I’ve had a lot of massage treatments over the last couple of decades. Some of them were before I trained as an RMT when I was a professional dancer and had no money but most happened later. I have occasionally been blown away by my experience but mostly not. Granted, I’m very particular and I know that but you should be too. I read a blog post recently by another therapist on just this topic and it got me thinking about my past experiences as a client and what I would have changed. Here’s what I came up with:
- There was no assessment or intake form
- Therapist didn’t ask me any questions
- Therapist talked too much and I couldn’t relax
- Therapist never checked in regarding pressure or comfort
- Pressure too deep
- Pressure too light
- Therapist acknowledged my request for a pressure change but didn’t follow through
- Room too cold
- Room too hot
- Room too noisy (traffic outside or other clients/therapists outside the door)
- Music too loud
- Music too soft
- Disliked musical choices (I have a pet peeve about tweeting birds and babbling brooks!)

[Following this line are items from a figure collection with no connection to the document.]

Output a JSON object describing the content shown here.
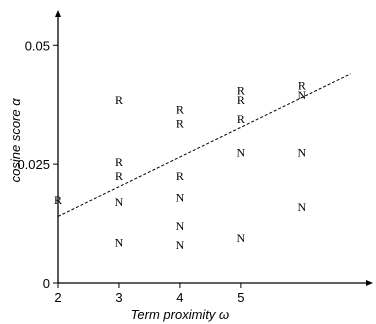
{
  "chart_data": {
    "type": "scatter",
    "xlabel": "Term proximity ω",
    "ylabel": "cosine score α",
    "xlim": [
      2,
      7.2
    ],
    "ylim": [
      0,
      0.057
    ],
    "x_ticks": [
      "2",
      "3",
      "4",
      "5"
    ],
    "x_tick_values": [
      2,
      3,
      4,
      5
    ],
    "y_ticks": [
      "0",
      "0.025",
      "0.05"
    ],
    "y_tick_values": [
      0,
      0.025,
      0.05
    ],
    "grid": false,
    "legend": "none",
    "series": [
      {
        "marker": "R",
        "points": [
          {
            "x": 2,
            "y": 0.0175
          },
          {
            "x": 3,
            "y": 0.0385
          },
          {
            "x": 3,
            "y": 0.0255
          },
          {
            "x": 3,
            "y": 0.0225
          },
          {
            "x": 4,
            "y": 0.0365
          },
          {
            "x": 4,
            "y": 0.0335
          },
          {
            "x": 4,
            "y": 0.0225
          },
          {
            "x": 5,
            "y": 0.0405
          },
          {
            "x": 5,
            "y": 0.0385
          },
          {
            "x": 5,
            "y": 0.0345
          },
          {
            "x": 6,
            "y": 0.0415
          }
        ]
      },
      {
        "marker": "N",
        "points": [
          {
            "x": 3,
            "y": 0.017
          },
          {
            "x": 3,
            "y": 0.0085
          },
          {
            "x": 4,
            "y": 0.018
          },
          {
            "x": 4,
            "y": 0.012
          },
          {
            "x": 4,
            "y": 0.008
          },
          {
            "x": 5,
            "y": 0.0275
          },
          {
            "x": 5,
            "y": 0.0095
          },
          {
            "x": 6,
            "y": 0.0395
          },
          {
            "x": 6,
            "y": 0.0275
          },
          {
            "x": 6,
            "y": 0.016
          }
        ]
      }
    ],
    "trendline": {
      "style": "dashed",
      "x": [
        2,
        6.8
      ],
      "y": [
        0.014,
        0.044
      ]
    }
  }
}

- Therapist didn’t do what I asked for (I’m really picky about this one!)
- Room too bright
- Room was dirty
- Therapist used scent without asking
- Therapist was not registered and obviously didn’t know what they were doing
- Not enough pillows
- Table was very uncomfortable/hard
- Face cradle didn’t adjust
- Too much massage oil – left feeling greasy
- Not enough massage oil – left feeling bruised
- Therapist’s tummy pressed forcefully into my head while he massaged my back
- Draping was insecure leaving me feeling exposed
- Therapist had intense body odour
- Therapist’s fingernails were long and scratched me repeatedly
- Therapist gossiped or spoke negatively about other clients/therapists
Most of the issues I came up with could have been resolved easily if I’d spoken up. Sometimes I did and sometimes I didn’t. That’s on me. Others were clearly out of the therapist’s control. I think part of me feels that the best massages happen intuitively and my comments almost dispel the magic of the experience. The reality, though, is that most of those therapists would happily have adapted their treatments if they were aware of my needs.
I’m sure I’ve given my fair share of sub-par treatments, hopefully only at the beginning of my career as opposed to now. I also realize that I’m very particular about my needs and choices as a client. I know what I like and I won’t accept less than that so now, I always speak up and I encourage you to do the same.
If I’m hurting you, tell me and I’ll change my technique. If you’re uncomfortable, cold, hot, need another pillow or a towel to cover your eyes let me know and I’ll do whatever I can to make your experience a positive one. If I continually miss the one spot between your shoulder blades that brought you to my door, tell me! It’s up to me to create an environment where you feel comfortable speaking up and I hope I’m doing that but I can only go so far and although I do feel at times that I can instinctively tell what a client’s body is telling me sometimes words are just more precise.
So don’t be shy. Speak up and know that I welcome any and ALL feedback. I won’t be offended. I’ll be grateful. The clearer the picture I have of what you need the more easily I’ll be able to produce it. I’ll become a better therapist and you’ll get the best treatment possible. It’s a win-win!!
Enough said. I hope to see you soon!!